Additional information regarding this process and aggregation tools may be available within the SmarterTools Knowledge Base and/or community forums accessible through the Support Portal.
Search Engine Optimization
NOTE: SEO features were removed from the most current version of SmarterStats due to limitations imposed by Google.
Users of SmarterStats 5.x to 11.x benefit from the software's search engine optimization (SEO) tools, which help SEO analysts and webmasters monitor SEO campaigns and enhance optimization efforts. SEO processing is performed by the SmarterStats service and each service is limited in the amount of processing it can complete each day.
SEO Processing
In order to retrieve SEO statistics, SmarterStats needs to retrieve search pages from the supported search engines. In order to avoid getting blocked by search engines, page retrievals are limited to one page every 2 minutes. For this reason, the number of page retrievals SmarterStats can do for a specific search engine is limited to 30 per hour (or 720 per day).
In addition, the number of page retrievals is different for each type of SEO statistic:
- Each keyword added for a site requires 10 page retrievals.
-
Each competitor added for a site requires two page retrievals for visibility statistics and one page retrieval for the Google PageRank statistics, resulting in three total page retrievals per competitor.
-
Each SEO collection also tracks the user's site, resulting in two page retrievals for visibility statistics and one page retrieval for the Google PageRank statistics (or a total of three page retrievals).
For example, let's assume a SmarterStats site administrator adds two SEO campaigns. The first campaign has four keywords and three competitor sites. The second campaign has six keywords and two competitor sites.
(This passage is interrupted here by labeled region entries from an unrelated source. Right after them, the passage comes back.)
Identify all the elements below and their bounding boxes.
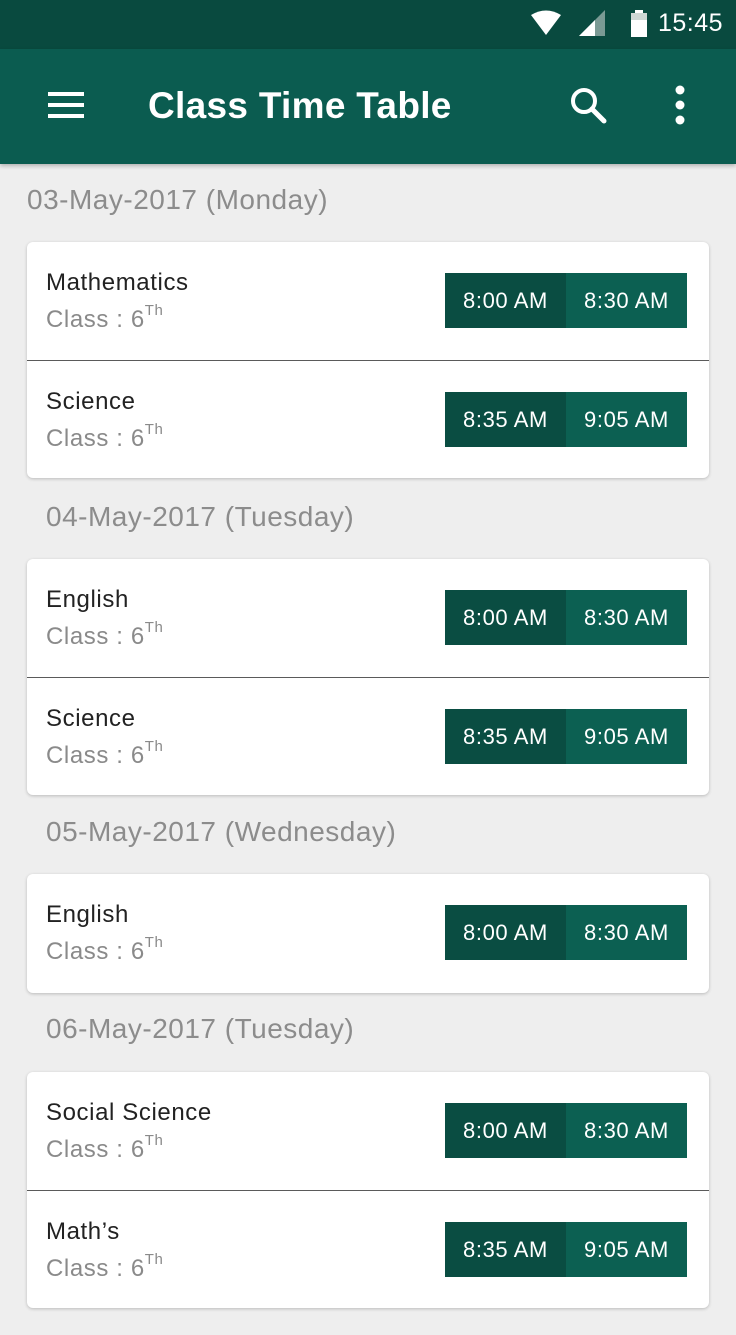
- app-bar: Class Time Table: [0, 49, 736, 164]
- end-time: 8:30 AM: [566, 1103, 687, 1158]
- class-row[interactable]: Mathematics Class : 6Th 8:00 AM 8:30 AM: [27, 242, 709, 360]
- signal-icon: [579, 10, 605, 41]
- start-time: 8:35 AM: [445, 392, 566, 447]
- class-label: Class : 6Th: [46, 302, 164, 333]
- battery-icon: [630, 10, 648, 42]
- class-label: Class : 6Th: [46, 1251, 164, 1282]
- time-range: 8:00 AM 8:30 AM: [445, 1103, 687, 1158]
- start-time: 8:00 AM: [445, 1103, 566, 1158]
- subject-name: Social Science: [46, 1099, 212, 1126]
- status-time: 15:45: [657, 9, 723, 37]
- time-range: 8:35 AM 9:05 AM: [445, 709, 687, 764]
- subject-name: English: [46, 901, 129, 928]
- time-range: 8:35 AM 9:05 AM: [445, 392, 687, 447]
- day-header: 03-May-2017 (Monday): [27, 184, 329, 215]
- start-time: 8:35 AM: [445, 1222, 566, 1277]
- search-icon: [569, 86, 607, 129]
- class-row[interactable]: Science Class : 6Th 8:35 AM 9:05 AM: [27, 677, 709, 795]
- time-range: 8:00 AM 8:30 AM: [445, 590, 687, 645]
- class-label: Class : 6Th: [46, 1132, 164, 1163]
- search-button[interactable]: [552, 71, 624, 143]
- end-time: 9:05 AM: [566, 1222, 687, 1277]
- day-card: English Class : 6Th 8:00 AM 8:30 AM: [27, 874, 709, 993]
- time-range: 8:00 AM 8:30 AM: [445, 905, 687, 960]
- time-range: 8:35 AM 9:05 AM: [445, 1222, 687, 1277]
- status-bar: 15:45: [0, 0, 736, 49]
- start-time: 8:00 AM: [445, 590, 566, 645]
- start-time: 8:00 AM: [445, 905, 566, 960]
- class-label: Class : 6Th: [46, 421, 164, 452]
- class-label: Class : 6Th: [46, 934, 164, 965]
- class-row[interactable]: English Class : 6Th 8:00 AM 8:30 AM: [27, 874, 709, 993]
- wifi-icon: [531, 10, 561, 41]
- class-row[interactable]: Science Class : 6Th 8:35 AM 9:05 AM: [27, 360, 709, 478]
- time-range: 8:00 AM 8:30 AM: [445, 273, 687, 328]
- class-row[interactable]: English Class : 6Th 8:00 AM 8:30 AM: [27, 559, 709, 677]
- class-label: Class : 6Th: [46, 619, 164, 650]
- page-title: Class Time Table: [148, 85, 452, 126]
- day-header: 06-May-2017 (Tuesday): [46, 1013, 355, 1044]
- start-time: 8:35 AM: [445, 709, 566, 764]
- subject-name: Science: [46, 388, 136, 415]
- subject-name: Mathematics: [46, 269, 189, 296]
- subject-name: Math’s: [46, 1218, 120, 1245]
- end-time: 9:05 AM: [566, 392, 687, 447]
- day-header: 05-May-2017 (Wednesday): [46, 816, 397, 847]
- menu-icon: [48, 91, 84, 124]
- class-label: Class : 6Th: [46, 738, 164, 769]
- day-header: 04-May-2017 (Tuesday): [46, 501, 355, 532]
- end-time: 8:30 AM: [566, 905, 687, 960]
- menu-button[interactable]: [30, 71, 102, 143]
- start-time: 8:00 AM: [445, 273, 566, 328]
- end-time: 8:30 AM: [566, 590, 687, 645]
- subject-name: English: [46, 586, 129, 613]
- more-vert-icon: [674, 85, 686, 130]
- end-time: 8:30 AM: [566, 273, 687, 328]
- day-card: Mathematics Class : 6Th 8:00 AM 8:30 AM …: [27, 242, 709, 478]
- subject-name: Science: [46, 705, 136, 732]
- class-row[interactable]: Math’s Class : 6Th 8:35 AM 9:05 AM: [27, 1190, 709, 1308]
- end-time: 9:05 AM: [566, 709, 687, 764]
- day-card: Social Science Class : 6Th 8:00 AM 8:30 …: [27, 1072, 709, 1308]
- day-card: English Class : 6Th 8:00 AM 8:30 AM Scie…: [27, 559, 709, 795]
- class-row[interactable]: Social Science Class : 6Th 8:00 AM 8:30 …: [27, 1072, 709, 1190]
- more-options-button[interactable]: [646, 71, 714, 143]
The number of page retrievals required is calculated as follows:
Campaign 1 | ||||
---|---|---|---|---|
4 keywords | X | 10 page retrievals per keyword | = | 40 keyword page retrievals |
3 competitor sites | X | 3 page retrievals per competitor | = | 9 competitor page retrievals |
1 local site | X | 3 page retrievals | = | 3 local site page retrievals |
52 total page retrievals |
At 2 minutes per page retrieval, it would take 1 hour and 44 minutes to process the SEO statistics for this campaign.
Campaign 2 | ||||
---|---|---|---|---|
6 keywords | X | 10 page retrievals per keyword | = | 60 keyword page retrievals |
2 competitor sites | X | 3 page retrievals per competitor | = | 6 keyword page competitor |
1 local site | X | 3 page retrievals | = | 3 local site page retrievals |
69 total page retrievals |
At 2 minutes per page retrieval, it would take 2 hours and 18 minutes to process the SEO statistics for this campaign.
In this example, it would take 4 hours and 2 minutes to process the SEO statistics for the site.
By default, sites are limited to five competitors and five keywords, as a large number of keywords and competitors for a single site could severely limit the processing time available for other sites. SmarterStats installations with a large number of sites should keep these limits low. However, installations with only a few sites may wish to greatly increase these limits.
As a final note to SmarterStats Enterprise users: Because the processing is done by the SmarterStats service (not the website), an Enterprise version of SmarterStats with 30 remote servers can support 30 times as much SEO processing as a single SmarterStats server.
Summary
The proper configuration and system architecture outlined in this document will provide a solid, reliable foundation. Because variations exist due to different volumes and client needs, the authors suggest starting with these recommendations and then adjusting server proportions, limits, and specifications based on the usage patterns that result.